Furthermore the radius of curvature does not correspond linearly proportionally to any reasonable idea of time, because radius increases at an uneven rate!
In the past the RoC increased more rapidly on a per second or per year basis. The Roc is basically proportional to the scalefactor a(t). In the past, like in year 380,000 when the CMB was released, the scalefactor was increasing faster than today. And now it is increasing pretty slow but the rate is increasing! If you use * for time deriv, then a* is small but a** is positive. Friedman universe time is the unspoken time coordinate, unless otherwise specified.
So if you nest the hyperspheres and "connect the dots" you get an appealing schematic and under a very special unrealistic assumption you get a heartshape.

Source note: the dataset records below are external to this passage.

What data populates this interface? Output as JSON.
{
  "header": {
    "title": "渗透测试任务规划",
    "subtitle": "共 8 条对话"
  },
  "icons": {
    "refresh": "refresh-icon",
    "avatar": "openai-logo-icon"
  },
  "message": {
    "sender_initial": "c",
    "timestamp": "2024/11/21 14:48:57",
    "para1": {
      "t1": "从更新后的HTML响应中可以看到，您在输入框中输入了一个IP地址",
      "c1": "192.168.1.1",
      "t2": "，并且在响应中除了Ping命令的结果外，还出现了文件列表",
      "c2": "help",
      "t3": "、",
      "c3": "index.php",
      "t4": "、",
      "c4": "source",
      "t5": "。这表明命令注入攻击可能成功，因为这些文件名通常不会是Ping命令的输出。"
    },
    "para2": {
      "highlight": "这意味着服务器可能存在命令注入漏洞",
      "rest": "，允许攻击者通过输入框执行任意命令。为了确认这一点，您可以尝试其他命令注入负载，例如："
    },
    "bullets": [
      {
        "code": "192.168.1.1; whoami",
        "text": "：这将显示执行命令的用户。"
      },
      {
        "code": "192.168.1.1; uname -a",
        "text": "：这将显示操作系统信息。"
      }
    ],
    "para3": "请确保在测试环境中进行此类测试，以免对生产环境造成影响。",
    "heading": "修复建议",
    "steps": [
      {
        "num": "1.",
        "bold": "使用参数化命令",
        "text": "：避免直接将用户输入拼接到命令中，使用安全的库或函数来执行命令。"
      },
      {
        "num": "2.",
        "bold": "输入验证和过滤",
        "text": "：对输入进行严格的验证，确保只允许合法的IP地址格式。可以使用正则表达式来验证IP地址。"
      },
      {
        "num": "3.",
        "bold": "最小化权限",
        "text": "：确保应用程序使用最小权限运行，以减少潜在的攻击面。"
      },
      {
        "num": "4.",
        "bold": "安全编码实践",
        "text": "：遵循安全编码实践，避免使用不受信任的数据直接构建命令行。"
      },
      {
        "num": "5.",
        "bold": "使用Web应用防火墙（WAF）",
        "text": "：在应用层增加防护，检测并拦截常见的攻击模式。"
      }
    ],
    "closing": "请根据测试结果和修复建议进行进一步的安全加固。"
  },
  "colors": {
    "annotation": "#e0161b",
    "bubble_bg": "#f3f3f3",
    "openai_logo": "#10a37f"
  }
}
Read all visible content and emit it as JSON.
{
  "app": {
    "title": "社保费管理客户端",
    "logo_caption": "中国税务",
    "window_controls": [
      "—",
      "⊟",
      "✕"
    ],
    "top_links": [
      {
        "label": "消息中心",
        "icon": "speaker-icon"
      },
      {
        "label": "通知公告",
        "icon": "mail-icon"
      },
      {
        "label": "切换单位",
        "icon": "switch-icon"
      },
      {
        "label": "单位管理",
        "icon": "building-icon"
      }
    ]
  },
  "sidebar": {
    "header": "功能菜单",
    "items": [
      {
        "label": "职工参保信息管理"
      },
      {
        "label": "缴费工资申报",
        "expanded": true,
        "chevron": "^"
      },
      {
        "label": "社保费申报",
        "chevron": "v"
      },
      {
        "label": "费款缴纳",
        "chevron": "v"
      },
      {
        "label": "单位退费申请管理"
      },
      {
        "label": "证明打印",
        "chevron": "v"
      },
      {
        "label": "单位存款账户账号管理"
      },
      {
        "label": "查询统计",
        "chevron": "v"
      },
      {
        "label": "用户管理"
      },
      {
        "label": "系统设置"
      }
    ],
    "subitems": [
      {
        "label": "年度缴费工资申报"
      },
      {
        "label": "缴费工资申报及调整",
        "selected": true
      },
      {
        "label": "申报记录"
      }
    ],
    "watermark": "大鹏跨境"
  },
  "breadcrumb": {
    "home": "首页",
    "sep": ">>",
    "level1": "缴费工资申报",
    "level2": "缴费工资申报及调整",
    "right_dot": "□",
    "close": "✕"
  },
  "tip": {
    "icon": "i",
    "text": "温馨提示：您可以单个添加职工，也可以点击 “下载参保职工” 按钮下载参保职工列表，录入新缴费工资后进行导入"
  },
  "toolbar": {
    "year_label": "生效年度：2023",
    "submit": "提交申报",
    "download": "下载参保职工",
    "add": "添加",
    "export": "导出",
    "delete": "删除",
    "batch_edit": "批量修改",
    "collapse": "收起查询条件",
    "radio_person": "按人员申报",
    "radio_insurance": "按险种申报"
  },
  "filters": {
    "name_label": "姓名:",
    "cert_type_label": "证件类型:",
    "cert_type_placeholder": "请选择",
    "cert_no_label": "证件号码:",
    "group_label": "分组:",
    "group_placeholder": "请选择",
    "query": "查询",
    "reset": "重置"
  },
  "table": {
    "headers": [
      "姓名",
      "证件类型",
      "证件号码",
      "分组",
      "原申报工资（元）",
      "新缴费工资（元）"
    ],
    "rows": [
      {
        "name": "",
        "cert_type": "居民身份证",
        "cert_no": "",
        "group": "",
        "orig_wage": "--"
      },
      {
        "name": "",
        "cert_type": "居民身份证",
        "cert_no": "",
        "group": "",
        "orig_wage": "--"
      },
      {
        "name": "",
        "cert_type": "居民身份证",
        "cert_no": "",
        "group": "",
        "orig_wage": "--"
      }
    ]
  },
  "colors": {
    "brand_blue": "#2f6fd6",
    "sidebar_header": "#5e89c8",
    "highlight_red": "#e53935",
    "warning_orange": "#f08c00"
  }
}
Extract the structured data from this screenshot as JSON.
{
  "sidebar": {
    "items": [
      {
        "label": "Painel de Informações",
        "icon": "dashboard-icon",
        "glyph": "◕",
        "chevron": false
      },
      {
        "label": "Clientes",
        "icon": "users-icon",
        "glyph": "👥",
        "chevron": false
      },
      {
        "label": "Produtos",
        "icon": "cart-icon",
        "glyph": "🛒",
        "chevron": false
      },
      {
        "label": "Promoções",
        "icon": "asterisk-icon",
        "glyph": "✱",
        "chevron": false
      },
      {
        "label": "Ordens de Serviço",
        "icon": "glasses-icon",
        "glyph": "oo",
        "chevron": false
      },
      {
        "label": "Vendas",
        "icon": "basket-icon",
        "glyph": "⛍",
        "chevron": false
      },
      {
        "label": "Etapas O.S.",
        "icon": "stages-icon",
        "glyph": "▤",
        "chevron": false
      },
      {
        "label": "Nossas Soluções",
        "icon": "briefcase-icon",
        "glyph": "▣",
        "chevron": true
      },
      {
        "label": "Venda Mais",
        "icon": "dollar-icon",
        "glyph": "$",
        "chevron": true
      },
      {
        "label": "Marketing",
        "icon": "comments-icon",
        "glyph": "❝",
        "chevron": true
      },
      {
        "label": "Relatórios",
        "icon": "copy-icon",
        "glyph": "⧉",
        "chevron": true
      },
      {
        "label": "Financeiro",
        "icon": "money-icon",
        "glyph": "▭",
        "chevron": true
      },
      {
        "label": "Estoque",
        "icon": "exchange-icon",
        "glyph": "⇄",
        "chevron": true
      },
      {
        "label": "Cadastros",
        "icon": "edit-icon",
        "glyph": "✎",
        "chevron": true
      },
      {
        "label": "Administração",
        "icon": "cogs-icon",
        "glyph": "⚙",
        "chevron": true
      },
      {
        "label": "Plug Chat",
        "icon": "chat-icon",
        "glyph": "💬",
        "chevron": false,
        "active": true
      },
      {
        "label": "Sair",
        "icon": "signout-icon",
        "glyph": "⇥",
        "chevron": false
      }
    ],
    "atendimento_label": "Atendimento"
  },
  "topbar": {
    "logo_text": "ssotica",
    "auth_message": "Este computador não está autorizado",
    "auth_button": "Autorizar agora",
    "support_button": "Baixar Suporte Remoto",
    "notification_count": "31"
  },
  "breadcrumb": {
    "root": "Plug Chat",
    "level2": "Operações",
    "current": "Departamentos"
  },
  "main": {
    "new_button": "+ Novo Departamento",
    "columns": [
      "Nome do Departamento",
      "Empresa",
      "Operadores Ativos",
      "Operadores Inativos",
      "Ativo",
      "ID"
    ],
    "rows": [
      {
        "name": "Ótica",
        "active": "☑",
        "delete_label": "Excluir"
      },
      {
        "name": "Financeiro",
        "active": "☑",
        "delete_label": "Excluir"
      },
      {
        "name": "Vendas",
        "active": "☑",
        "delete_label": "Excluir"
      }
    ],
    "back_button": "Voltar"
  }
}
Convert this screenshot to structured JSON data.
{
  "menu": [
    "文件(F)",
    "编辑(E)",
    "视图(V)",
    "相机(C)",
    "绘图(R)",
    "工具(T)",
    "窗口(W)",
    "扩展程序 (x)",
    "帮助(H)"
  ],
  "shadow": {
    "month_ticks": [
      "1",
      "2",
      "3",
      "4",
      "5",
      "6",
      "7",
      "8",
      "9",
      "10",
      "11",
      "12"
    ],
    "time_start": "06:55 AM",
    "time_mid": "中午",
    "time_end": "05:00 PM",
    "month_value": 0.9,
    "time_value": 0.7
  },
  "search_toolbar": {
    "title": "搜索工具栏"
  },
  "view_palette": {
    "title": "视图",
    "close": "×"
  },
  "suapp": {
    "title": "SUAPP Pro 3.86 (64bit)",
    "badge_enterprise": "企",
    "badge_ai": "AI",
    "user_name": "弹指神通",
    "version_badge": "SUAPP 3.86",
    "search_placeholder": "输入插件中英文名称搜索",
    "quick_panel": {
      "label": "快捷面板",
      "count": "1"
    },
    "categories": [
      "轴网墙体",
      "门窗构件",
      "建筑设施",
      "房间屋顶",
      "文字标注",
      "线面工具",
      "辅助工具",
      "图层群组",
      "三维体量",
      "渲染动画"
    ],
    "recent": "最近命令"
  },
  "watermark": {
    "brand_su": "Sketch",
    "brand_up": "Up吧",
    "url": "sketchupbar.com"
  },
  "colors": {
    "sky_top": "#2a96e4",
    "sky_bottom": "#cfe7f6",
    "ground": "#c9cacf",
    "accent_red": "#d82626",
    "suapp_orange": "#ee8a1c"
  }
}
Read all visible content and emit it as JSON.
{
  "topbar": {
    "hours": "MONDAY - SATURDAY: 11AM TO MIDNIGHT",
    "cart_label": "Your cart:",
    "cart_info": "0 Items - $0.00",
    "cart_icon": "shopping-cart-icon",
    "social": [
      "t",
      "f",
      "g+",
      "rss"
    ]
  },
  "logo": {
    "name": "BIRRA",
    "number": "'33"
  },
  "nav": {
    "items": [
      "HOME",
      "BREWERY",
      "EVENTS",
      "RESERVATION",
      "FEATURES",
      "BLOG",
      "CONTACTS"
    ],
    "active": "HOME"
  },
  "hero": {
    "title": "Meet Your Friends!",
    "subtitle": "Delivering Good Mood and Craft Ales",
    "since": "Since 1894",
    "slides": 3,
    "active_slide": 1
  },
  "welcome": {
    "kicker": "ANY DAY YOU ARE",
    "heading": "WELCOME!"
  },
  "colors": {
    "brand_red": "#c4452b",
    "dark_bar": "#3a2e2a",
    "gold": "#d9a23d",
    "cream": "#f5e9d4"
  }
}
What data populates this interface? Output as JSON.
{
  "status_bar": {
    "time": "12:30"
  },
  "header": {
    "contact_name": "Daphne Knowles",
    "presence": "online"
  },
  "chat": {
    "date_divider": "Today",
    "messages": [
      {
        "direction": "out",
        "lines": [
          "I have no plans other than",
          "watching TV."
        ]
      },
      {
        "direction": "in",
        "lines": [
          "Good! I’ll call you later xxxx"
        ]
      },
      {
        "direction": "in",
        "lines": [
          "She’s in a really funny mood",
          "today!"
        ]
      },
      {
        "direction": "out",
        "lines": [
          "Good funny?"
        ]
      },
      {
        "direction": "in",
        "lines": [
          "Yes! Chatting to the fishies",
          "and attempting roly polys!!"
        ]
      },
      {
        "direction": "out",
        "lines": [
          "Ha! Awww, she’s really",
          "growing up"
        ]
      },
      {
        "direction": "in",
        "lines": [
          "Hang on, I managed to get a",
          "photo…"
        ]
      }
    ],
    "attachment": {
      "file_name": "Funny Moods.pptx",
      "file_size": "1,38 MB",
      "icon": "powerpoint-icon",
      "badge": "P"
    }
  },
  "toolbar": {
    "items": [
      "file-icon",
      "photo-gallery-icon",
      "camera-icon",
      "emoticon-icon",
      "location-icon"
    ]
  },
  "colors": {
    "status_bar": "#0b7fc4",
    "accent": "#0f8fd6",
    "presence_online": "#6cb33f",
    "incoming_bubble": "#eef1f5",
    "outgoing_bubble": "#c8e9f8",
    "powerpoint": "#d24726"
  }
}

The heartshape comes only in the case that the observable corresponds to the total, which observations have ruled out by better than 95 percent. A cosmologist wouldn't draw that schematic and imply "this is how it is". But the heartshape is cute. And if the universe were smaller and more curved then it could be.
Anyway the heartshape in CR4 does
NOT correspond to Lineweaver's Figure 1 teardrop. Lineweaver is consistent with current observations and the heartshape is not.
For observations see Komatsu et al 2009. Google "komatsu WMAP cosmology" They indicate that IF the finite hypersphere case were in fact true (which we don't know yet) then the circumference is at least 630 billion lightyears, with 95 percent certainty, based on curvature measurement.
So the halfcircumf of our hypersphere is at least 314 call it 300 billion lightyears.
But the radius of the observable is much less! It is more like 45 billion!
To get the heartshape you need them equal, you need 45 to equal 300. Then the antipode is visible to us, part of our observable. But 45 is not equal 300 and the antipode is not part of our observable. And as far as we know (using LCDM) it never will be. Alas.
The upshot is that nesting does not give a good spacetime representation in which time is presented proportional or linear, but it's appealing.
And if you go ahead and go with that representation regardless of the unrealism, then you do not get a heartshape anyway, for the observable or the past lightcone. Because in actual fact the observable is not big enough to go all the way round (even if you take the absolute minimum possible size allowed by the observations.) Alas.